Сказать Короткову? Будет ли он слушать-то? А если и послушает, то разве простит такую измену? Да я тогда первый отступлюсь от него.
– Человек не должен все решать сам, – тоскуя, продолжала Соня. – И решать и делать надо всем вместе. Один раз я изменила этому правилу и вот как обожглась.
Я осторожно высвободил свою руку из ее теплой ладони.
– Ладно, я скажу. Только не знаю, что из этого выйдет.

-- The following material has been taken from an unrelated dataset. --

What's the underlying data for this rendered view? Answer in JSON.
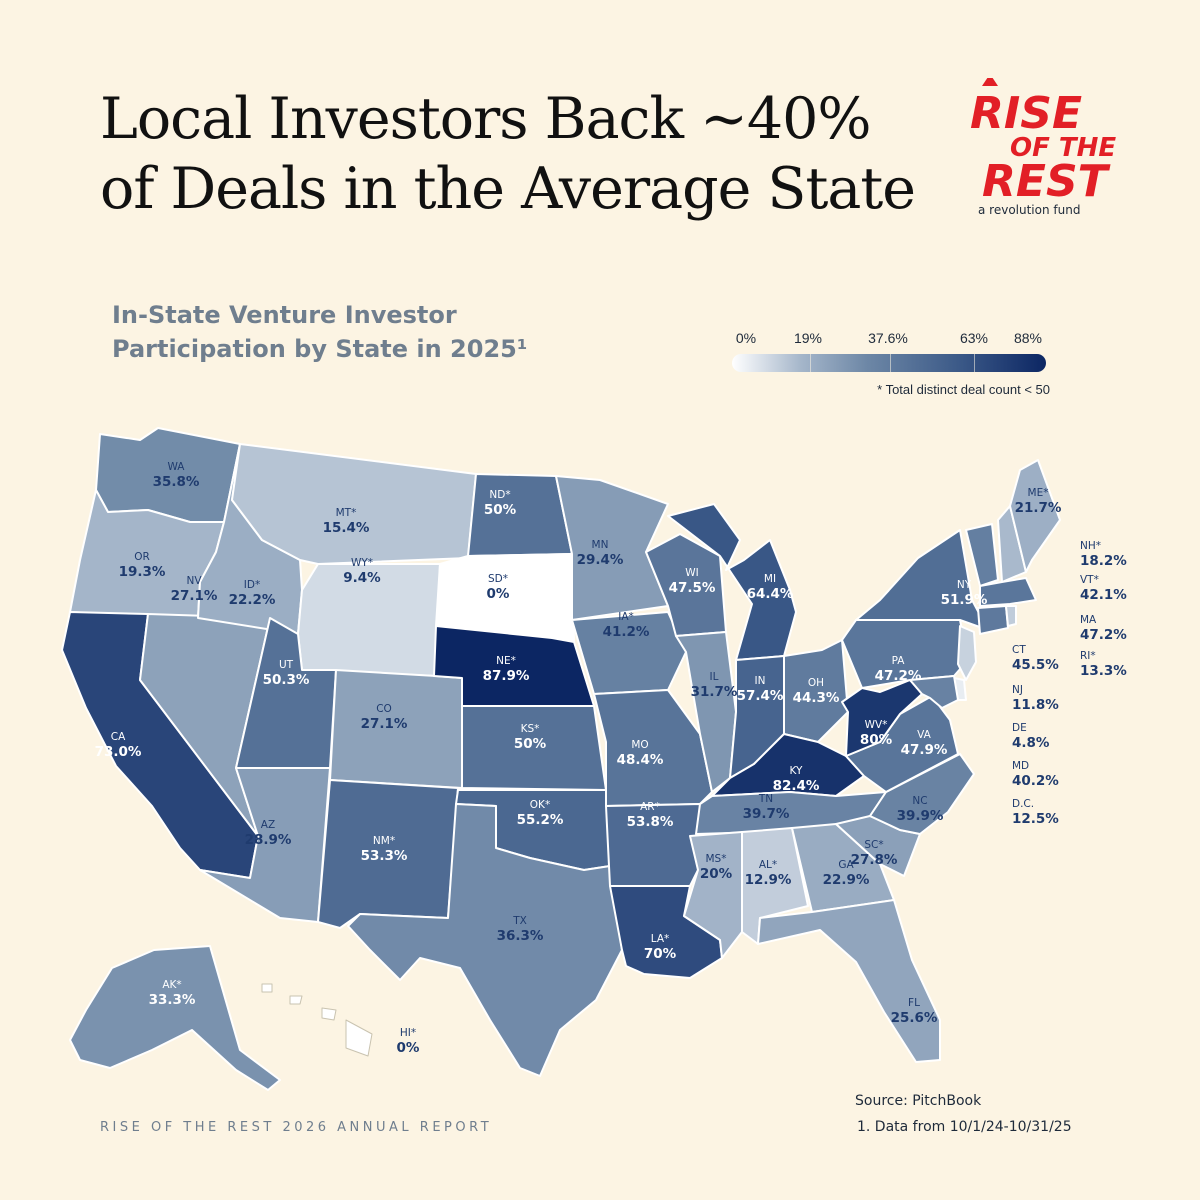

Уходя от нее, я подумал: «Нет, Коротков не простит никогда. А она его простит?» От неожиданности я растерялся: да разве он виноват перед ней? Мне никогда это и в голову не приходило. Мы все виноваты перед Соней, так что неизвестно, кто кого должен прощать.
10
До отхода моего поезда оставалось не больше двух часов, а я все еще не знал, что сказать Короткову о Соне. Непроходящее и неопределенное чувство вины перед ней смущало меня. Откуда оно взялось?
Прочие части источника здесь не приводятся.